Final answer:
The probability of randomly selecting three horses that finish in the top three positions in any order in a field of 10 horses is 1 in 120, or 0.0083 when rounded to four decimal places.
Step-by-step explanation:
In a horse race, when betting on the three horses that finish first, second, and third in any order, you're making a type of wager known as a 'trifecta box'. In this scenario, given a field of 10 horses, each horse has an equal chance of finishing in any of the top three positions. To calculate the probability of winning this bet with a random selection of three horses, we can use the principles of combinatorics.
First, we determine how many different combinations of three horses can come in the top three positions out of 10 horses. This is a combination problem (since the order does not matter), calculated using the formula for combinations: C(n, k) = n! / [k! * (n - k)!], where n is the total number of items, k is the number of items to choose, and '!' denotes factorial.

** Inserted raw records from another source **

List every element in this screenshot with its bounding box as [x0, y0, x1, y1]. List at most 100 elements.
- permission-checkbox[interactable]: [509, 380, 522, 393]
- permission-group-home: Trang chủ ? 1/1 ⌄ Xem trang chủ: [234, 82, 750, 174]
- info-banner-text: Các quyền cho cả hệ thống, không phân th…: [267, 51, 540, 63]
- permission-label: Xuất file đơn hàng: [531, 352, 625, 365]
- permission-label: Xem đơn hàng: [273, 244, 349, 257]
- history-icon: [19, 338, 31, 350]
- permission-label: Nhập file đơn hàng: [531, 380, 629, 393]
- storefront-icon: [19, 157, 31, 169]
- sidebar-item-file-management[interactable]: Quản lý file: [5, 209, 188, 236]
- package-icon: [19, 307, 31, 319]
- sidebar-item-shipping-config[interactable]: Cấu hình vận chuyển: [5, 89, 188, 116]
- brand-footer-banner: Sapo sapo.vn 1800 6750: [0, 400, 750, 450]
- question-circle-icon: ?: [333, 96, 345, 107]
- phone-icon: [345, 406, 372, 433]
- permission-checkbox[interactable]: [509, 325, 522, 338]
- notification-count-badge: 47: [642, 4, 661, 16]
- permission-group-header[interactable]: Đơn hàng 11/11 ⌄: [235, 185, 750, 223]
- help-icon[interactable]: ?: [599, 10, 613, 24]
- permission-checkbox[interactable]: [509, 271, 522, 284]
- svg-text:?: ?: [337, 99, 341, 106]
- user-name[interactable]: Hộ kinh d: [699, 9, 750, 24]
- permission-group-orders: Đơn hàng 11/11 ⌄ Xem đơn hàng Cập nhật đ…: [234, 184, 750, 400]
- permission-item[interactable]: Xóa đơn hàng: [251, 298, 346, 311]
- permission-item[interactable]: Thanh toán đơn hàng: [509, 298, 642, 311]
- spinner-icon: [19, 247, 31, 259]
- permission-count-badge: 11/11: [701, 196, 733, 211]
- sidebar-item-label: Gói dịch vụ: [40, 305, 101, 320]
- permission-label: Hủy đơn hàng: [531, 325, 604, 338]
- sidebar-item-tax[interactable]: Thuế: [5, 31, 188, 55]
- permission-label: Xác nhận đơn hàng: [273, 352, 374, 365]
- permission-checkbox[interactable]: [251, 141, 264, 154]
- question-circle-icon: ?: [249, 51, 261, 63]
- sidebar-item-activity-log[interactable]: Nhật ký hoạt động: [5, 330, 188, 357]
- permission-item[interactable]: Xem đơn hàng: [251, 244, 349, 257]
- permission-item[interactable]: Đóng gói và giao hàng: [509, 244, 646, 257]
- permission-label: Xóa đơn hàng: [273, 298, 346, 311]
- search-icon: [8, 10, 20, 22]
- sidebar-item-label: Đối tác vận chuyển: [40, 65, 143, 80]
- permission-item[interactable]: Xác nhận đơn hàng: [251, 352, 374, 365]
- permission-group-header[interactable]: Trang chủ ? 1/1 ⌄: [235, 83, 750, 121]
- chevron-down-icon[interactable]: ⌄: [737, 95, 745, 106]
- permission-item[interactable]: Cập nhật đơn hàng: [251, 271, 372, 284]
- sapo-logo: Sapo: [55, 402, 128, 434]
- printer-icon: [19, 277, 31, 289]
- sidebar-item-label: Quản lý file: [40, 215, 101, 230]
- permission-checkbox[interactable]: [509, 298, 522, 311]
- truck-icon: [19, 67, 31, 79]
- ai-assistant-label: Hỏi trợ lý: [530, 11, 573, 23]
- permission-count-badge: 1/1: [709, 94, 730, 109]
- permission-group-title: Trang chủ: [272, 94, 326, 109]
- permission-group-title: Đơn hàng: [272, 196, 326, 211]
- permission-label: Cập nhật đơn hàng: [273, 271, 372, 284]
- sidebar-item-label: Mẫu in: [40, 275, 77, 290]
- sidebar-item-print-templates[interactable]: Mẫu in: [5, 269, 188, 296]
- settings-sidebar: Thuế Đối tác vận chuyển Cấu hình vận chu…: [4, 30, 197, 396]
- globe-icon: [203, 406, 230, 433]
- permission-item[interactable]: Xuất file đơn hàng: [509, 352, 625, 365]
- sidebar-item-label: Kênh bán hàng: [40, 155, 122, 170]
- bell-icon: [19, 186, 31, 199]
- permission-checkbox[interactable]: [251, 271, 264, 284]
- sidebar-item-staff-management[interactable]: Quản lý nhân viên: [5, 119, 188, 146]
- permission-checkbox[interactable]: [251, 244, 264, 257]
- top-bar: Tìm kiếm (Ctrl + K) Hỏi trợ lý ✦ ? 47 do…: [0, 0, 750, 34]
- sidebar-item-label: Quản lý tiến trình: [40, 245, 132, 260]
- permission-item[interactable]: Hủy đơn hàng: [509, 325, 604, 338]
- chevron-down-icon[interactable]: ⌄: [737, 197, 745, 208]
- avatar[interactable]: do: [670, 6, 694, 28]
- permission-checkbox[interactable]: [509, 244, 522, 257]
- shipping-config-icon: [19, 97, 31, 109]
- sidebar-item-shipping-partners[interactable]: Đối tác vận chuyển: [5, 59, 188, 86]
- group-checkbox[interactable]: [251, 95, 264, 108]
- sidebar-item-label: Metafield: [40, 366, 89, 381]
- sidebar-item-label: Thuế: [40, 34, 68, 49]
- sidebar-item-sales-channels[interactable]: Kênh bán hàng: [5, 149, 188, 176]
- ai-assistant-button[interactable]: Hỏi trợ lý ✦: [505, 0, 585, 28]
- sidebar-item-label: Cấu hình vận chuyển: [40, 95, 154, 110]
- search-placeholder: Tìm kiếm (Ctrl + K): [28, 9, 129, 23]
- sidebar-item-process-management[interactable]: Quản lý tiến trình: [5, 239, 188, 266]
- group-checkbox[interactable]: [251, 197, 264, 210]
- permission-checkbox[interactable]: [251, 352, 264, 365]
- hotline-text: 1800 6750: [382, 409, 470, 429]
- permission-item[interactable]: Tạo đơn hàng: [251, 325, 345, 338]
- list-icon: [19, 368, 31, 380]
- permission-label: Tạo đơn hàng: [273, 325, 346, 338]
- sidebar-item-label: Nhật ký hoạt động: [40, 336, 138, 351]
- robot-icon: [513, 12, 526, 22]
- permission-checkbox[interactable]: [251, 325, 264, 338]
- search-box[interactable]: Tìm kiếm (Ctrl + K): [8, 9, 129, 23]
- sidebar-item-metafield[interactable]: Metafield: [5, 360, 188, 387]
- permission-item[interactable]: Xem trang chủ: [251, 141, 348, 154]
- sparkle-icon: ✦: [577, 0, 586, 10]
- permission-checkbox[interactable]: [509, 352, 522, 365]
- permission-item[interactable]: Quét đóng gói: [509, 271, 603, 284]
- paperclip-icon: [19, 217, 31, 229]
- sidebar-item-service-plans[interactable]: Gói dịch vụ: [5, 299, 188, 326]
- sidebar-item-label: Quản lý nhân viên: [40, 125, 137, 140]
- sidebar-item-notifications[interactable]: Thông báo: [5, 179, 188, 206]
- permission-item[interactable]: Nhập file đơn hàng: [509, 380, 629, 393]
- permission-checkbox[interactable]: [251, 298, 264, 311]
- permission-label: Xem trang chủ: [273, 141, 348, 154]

Using this formula, the number of combinations for the top three positions from 10 horses is C(10, 3) = 10! / [3! * (7!)] = 120. Therefore, there are 120 different ways the three horses could finish in the top three spots.
The probability of selecting the correct combination of three horses, therefore, is 1 out of these 120 combinations. Expressed as a decimal, this is a probability of 0.0083 (rounded to four decimal places).